2015/6/19 23:00:00 81

GAPClosing StoresLayoffsPromotions

In the near future, it can be described as the darkest day of Gap. It announced that it would close 175 stores in North America, accounting for 1/4 of the total number of shops. This is a more objective figure, and it will also cut 250 employees at headquarters. So far, the brand name of the largest clothing retailer in 1969 is facing severe challenges.

Prior to that, Gap also made a lot of efforts to save the past glory of Gap, such as developing cosmetics product line, no lower limit sales promotion, paying attention to the electricity supplier, changing the CEO, etc., but still did not get rid of the fate of the store. Next, it will copy the successful mode of its brand Old Navy.

You may not know that Gap is a cowboy. The brand that has been established for nearly 50 years has just announced that it closed 175 stores in North America (accounting for 1/4 of the total number of shops). Only 140 will be closed this year, and 250 employees from headquarters will be cut off.

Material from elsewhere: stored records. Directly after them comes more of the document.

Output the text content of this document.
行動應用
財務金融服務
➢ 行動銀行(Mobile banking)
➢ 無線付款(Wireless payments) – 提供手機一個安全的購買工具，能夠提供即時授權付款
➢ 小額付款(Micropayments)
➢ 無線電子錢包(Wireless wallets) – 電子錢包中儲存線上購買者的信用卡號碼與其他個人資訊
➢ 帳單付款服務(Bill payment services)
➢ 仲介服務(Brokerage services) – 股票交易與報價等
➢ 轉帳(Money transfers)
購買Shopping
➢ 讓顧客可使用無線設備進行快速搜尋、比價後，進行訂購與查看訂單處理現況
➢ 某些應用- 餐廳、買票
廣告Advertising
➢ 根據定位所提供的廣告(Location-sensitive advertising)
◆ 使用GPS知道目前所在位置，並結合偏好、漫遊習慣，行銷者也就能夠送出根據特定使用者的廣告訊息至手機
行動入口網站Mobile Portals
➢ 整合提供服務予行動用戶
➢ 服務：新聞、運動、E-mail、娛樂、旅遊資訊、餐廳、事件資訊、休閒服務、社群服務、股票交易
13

The Gap group, the parent company of Gap, the largest clothing retailer in the United States, is facing serious challenges.

After the implementation of this measure, the number of Gap stores in North America will be reduced from 977 to 800, including 500 stores and 300 outlet stores.

But Gap will remain in more than 50 countries, more than 1600 direct or authorized stores worldwide.

No matter how many posters and how to create an atmosphere, GAP's weak sales figures in May show that

Gap

Sales in the same store declined for 13 consecutive months, affecting Gap group.

Same store sales

Down 1%.

The main brand Gap is becoming the brand of the whole GAP group.

In the first quarter of May 2, 2015, GAP income was recorded at 3 billion 657 million US dollars, down 3.1% from 3 billion 774 million US dollars in the same period last year. Net profit was 239 million US dollars, down 8.1% from 260 million US dollars in the same period last year; earnings per share declined from 0.58 US dollars to 0.56 US dollars in the same period last year, decreasing by 3.4%.

The root cause of the decline in Gap performance is also the old brand.

Leisure brand

From materials to design are very traditional.

The core strengths of ZARA and H&M are fast response design and supply chain, in place marketing, attracting young 90's audiences by various categories and fashion sense, and the core advantage of UNIQLO is actually the new fabric research and development and production retail mode.

The fleece, feather and down of UNIQLO, and Heatteck, are all materials of technological content. They not only have competitive advantages, but also can reduce costs and attract more customers than ZARA and H&M.